- Kategori
- Gündelik Yaşam
(*)Kendini yargılamayı başarırsan, bilgeliğe eriştin demektir!

alıntıdır
Bir süredir herkes büyük bir özlemle “kıştan” bahsediyor kendi arasında. Hani şu yağdığında sinir harbi yaşadığımız yağmur var ya; çoğunluk şimdi sempati duyuyor o yağmura. Paçalarımızı çamurladığı için söylendiğimiz o su sesine hasretiz son zamanlarda.

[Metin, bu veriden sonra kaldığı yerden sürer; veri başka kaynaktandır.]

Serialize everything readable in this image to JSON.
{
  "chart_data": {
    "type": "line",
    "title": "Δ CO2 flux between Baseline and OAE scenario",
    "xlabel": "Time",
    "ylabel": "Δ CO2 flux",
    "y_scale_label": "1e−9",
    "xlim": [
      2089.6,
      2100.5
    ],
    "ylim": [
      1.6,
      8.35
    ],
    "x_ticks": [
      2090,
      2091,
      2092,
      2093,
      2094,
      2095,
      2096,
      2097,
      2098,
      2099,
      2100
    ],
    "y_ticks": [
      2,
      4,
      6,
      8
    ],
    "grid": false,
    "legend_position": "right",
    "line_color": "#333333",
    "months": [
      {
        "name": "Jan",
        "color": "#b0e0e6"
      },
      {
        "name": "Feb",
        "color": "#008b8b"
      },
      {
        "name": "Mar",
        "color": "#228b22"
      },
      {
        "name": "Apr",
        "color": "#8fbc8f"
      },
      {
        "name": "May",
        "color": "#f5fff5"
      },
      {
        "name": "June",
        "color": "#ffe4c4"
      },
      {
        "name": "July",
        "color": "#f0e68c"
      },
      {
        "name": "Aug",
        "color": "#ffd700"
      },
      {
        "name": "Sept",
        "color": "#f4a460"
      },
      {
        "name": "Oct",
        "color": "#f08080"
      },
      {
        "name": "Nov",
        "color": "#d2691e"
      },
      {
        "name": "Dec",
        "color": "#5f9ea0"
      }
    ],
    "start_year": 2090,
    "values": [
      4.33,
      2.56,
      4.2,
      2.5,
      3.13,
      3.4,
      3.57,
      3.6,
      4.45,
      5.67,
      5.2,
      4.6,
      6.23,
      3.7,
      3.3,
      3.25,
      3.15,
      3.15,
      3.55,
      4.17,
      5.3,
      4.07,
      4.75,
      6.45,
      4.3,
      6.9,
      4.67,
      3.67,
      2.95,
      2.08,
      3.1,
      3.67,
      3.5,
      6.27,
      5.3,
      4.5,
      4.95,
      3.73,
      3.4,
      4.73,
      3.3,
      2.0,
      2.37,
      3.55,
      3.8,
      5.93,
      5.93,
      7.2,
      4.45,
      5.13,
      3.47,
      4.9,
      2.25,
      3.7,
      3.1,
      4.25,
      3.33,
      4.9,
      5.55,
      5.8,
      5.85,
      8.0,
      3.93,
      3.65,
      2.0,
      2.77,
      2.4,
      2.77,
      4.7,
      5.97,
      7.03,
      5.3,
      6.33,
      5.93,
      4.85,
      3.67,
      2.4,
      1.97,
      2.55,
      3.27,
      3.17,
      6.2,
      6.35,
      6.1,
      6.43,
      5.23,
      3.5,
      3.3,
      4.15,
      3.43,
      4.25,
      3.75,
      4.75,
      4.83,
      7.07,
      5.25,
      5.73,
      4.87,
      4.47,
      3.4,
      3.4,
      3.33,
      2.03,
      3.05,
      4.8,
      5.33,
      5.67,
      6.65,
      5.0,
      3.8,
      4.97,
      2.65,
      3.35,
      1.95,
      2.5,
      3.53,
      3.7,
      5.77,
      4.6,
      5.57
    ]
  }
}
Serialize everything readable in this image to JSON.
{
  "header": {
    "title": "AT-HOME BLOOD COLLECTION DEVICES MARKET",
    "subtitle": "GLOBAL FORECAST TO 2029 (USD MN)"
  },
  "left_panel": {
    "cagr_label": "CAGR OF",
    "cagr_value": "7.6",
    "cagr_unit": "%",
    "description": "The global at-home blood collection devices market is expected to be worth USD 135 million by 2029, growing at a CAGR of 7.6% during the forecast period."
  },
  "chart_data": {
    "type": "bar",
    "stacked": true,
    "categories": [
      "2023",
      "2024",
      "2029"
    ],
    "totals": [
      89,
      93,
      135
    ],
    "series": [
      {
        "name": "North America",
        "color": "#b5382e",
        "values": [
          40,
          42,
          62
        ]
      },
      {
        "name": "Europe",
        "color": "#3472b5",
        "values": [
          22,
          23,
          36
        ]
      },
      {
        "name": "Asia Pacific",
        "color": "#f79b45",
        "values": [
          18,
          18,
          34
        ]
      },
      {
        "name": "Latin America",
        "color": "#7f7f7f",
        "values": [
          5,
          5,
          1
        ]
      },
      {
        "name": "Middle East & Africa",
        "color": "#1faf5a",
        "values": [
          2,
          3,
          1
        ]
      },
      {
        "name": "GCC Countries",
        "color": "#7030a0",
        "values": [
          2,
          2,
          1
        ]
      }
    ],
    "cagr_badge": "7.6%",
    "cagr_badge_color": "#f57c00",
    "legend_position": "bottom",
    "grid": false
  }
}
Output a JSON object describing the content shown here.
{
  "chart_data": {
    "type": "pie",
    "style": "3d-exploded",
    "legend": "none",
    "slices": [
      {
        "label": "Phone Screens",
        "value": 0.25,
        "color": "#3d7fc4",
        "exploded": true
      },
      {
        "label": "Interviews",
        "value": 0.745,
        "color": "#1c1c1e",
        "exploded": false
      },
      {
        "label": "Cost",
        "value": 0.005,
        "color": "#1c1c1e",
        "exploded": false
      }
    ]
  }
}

Oysa ne çok öfkelenirdik çiselediğinde. Bizler böyleyiz işte! Her şey sadece hayatımızdan uzaklaştığında önemini fark ediyoruz. Ya tamamen çıkıp gitmesi gerekiyor yokluğunun yarattığı sancı da kıymetini anlamamız için, yada önce kırıp dökmemiz gerekiyor üzdükten sonra değerini fark edebilmemiz için.
Bedenimiz…
Değerini bilmediklerimizin başında geliyor mesela. Sigara, dengesiz beslenme vs… Hiçbirini önemsemiyoruz. Gittiğinde anladığımız, geri almak için uğruna gereken ne varsa feda edebileceğimiz en hassas konu oluyor sağlığımız. Ama maalesef kaybedince!
Hayatımızda insanlar tanıyoruz. Bir tanesi herkesten önemli oluyor bizim için. Ruhumuza eş olduğunu, varlığının sevinç, huzur olduğunu fark ediyoruz. Hani uzansak dokunabileceğimiz kadar uzakta oluyor bize genelde. Ama uzanmaya üşeniyoruz! Bir süre sonra aşamayacağımız uzaklıklar giriyor araya, kaybediyoruz!
Varlığından şikayet ettiğimiz ne varsa bir zaman sonra mumla arar oluyoruz. Çünkü gittikçe şükürden, elimizdekilerin önemini bilmekten, farkındalıktan uzaklaşıyoruz. “Ben” merkezli oluveriyoruz birden. Kendimizi hırslarımız doğrultusunda şekillenen hayatlara kaptırıyoruz. Depresifleşip, mutsuzlaşmamak imkansız. Sürekli aynı koşturmaca. Bunun yanında trafiği, olumsuz yaşam koşullarını saymıyorum bile.
Baktığımız pencere siyah olmaya görsün, hepsi peşi sıra gelir birden. Ne kadar olumsuzluk arıyorsan bir anda bulursun hepsini hayatında. Bağıra, çağıra kaybedersin her şeyini. Sağlığını, sıhhatini, mutluluğunu ve kişiliğini.
Kendini değil sürekli suçlayacak kişileri, olayları arar gözlerin. En son bir gün kendine batırırsın iğneyi ve bir bakarsın iş işten çoktan geçmiş sen bu hengame içerisindeyken tabiri caizse atı alan Üsküdar’ı geçmiş. Kendini yargıla! Hem de bunu her gün hiç ihmal etmeden yap! Bazen acımasız eleştirilerin olsun kendine ki; yüzleşebil, gelişebil, ilerleyebil. Tıpkı Antoine de Saint-Exupery’nin Küçük Prens kitabında yazmış olduğu gibi; kendini iyi yargılamayı başarırsan, gerçek bilgeliğe eriştin demektir!
(…)
Küçük Prens // Antoine de Saint-Exupéry
Küçük Prens esnedi. Güneşin batmasını hemen görmediğine üzülüyordu. Biraz da canı sıkılmıştı artık. Krala:
- Benim burada işim kalmadı, dedi, gideyim.
Bir uyruk bulmuş olmakla övünen kral:
- Hayır, dedi, gitme. Seni bakan yaparım.
- Bakan mı? Ne bakanı?
- Adalet Bakanı.
- Yargılanacak kimse yok ki!
- Bilinmez, belki vardır. Bütün krallığımı dolaşmış değilim daha. Çok yaşlıyım, yürüyemiyorum, saltanat arabasına da yer yok buralarda.
Küçük Prens:
- Ben dört bir yana baktım, dedi ve uzandı, gezegenin öbür yanına da bir göz attı. Orada da kimsecikler yok...
- Öyleyse kendi kendini yargılarsın, dedi kral. Kendini yargılamak başkalarını yargılamaktan daha zordur. Kendini iyi yargılamayı başarırsan, gerçek bilgeliğe eriştin demektir.